Standing outside the church that miraculously survived, and reading earnest notes taped to storefronts; “we are ok.” K has been a friend for over 10 years, her attitude stuck on pleasant throughout our interactions. I’ve never seen her morose or sad in all that time, even through the loss of her mother. She is one of those people who, when she is angry at someone, you enjoy the response despite yourself, because it is so unexpected.
As she passes one storefront, nearing the gaping maw where the towers once stood, she stops as if shot. Looking back, I see her clutch the brick wall, her hand to her chest, her mouth open and crying. The sound is an icy hand around my heart. Her husband moves to comfort her and I look away. This is no doubt a common scene here, a place that represents the great unsettling that covers us all like a cold, unwelcome mist.

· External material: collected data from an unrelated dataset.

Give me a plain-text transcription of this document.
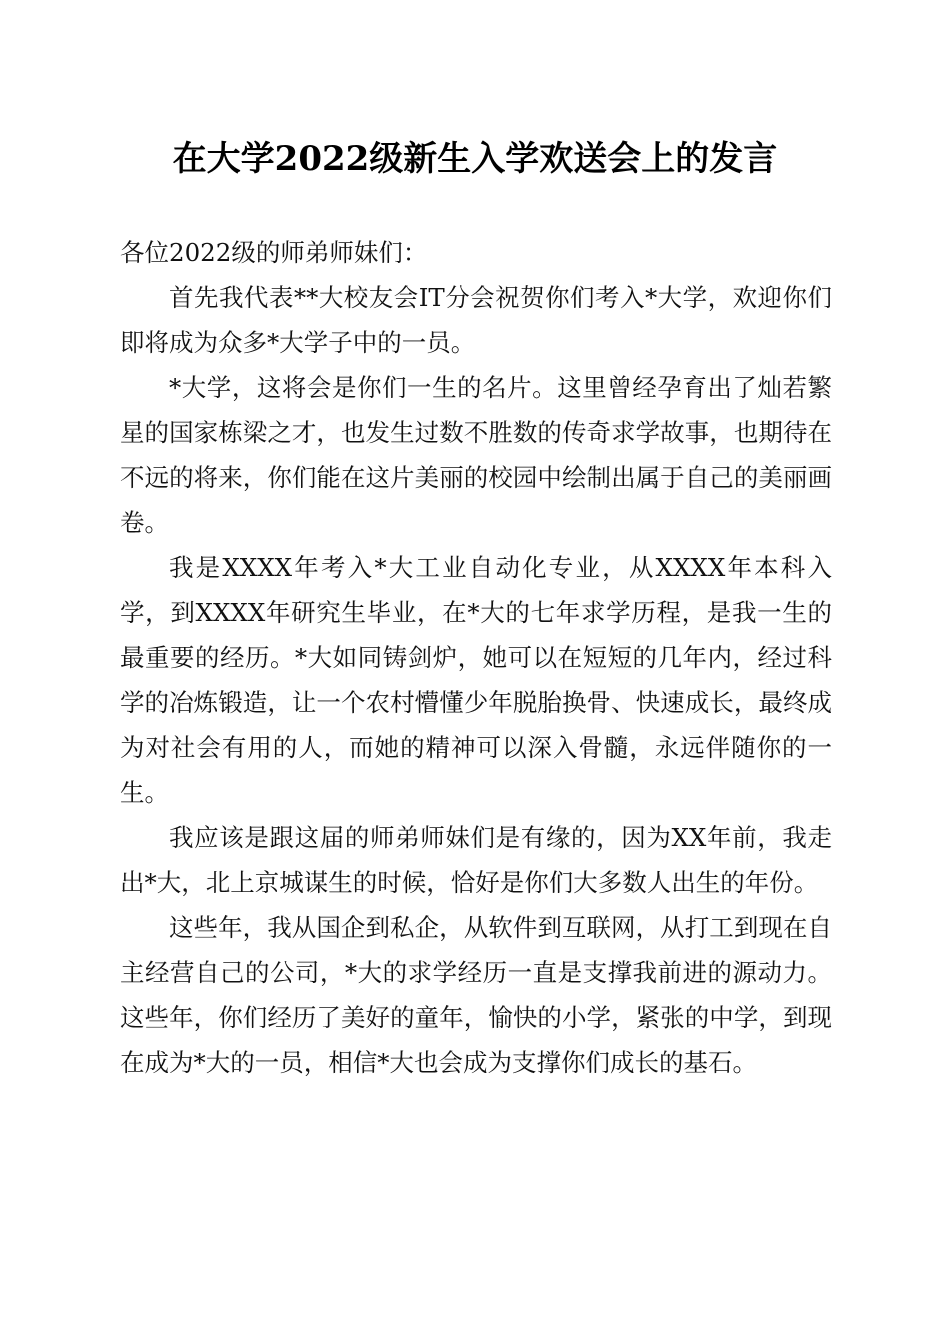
在大学2022级新生入学欢送会上的发言

各位2022级的师弟师妹们：

首先我代表**大校友会IT分会祝贺你们考入*大学，欢迎你们即将成为众多*大学子中的一员。

*大学，这将会是你们一生的名片。这里曾经孕育出了灿若繁星的国家栋梁之才，也发生过数不胜数的传奇求学故事，也期待在不远的将来，你们能在这片美丽的校园中绘制出属于自己的美丽画卷。

我是XXXX年考入*大工业自动化专业，从XXXX年本科入学，到XXXX年研究生毕业，在*大的七年求学历程，是我一生的最重要的经历。*大如同铸剑炉，她可以在短短的几年内，经过科学的冶炼锻造，让一个农村懵懂少年脱胎换骨、快速成长，最终成为对社会有用的人，而她的精神可以深入骨髓，永远伴随你的一生。

我应该是跟这届的师弟师妹们是有缘的，因为XX年前，我走出*大，北上京城谋生的时候，恰好是你们大多数人出生的年份。

这些年，我从国企到私企，从软件到互联网，从打工到现在自主经营自己的公司，*大的求学经历一直是支撑我前进的源动力。这些年，你们经历了美好的童年，愉快的小学，紧张的中学，到现在成为*大的一员，相信*大也会成为支撑你们成长的基石。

Thanks, John. I was so focused on yesterday's assassinations and school shootings, that I needed the reminder about 9/11. Yesterday morning it was in my thoughts, but as the day progressed, it was filed further back in my memory bank. As a Pennsylvania resident, I've visited the Flight 93 memorial many times, each time with a clear blue sky. Each time standing on sacred ground. I'm always shaken by the memorial stone on the Wall of Names for Lauren Catuzzi, with the faded inscription below her name: Unborn Child, as she was pregnant at the time. Always grateful for your thoughtful posts, Maggie.
Thank you for reposting this moving piece.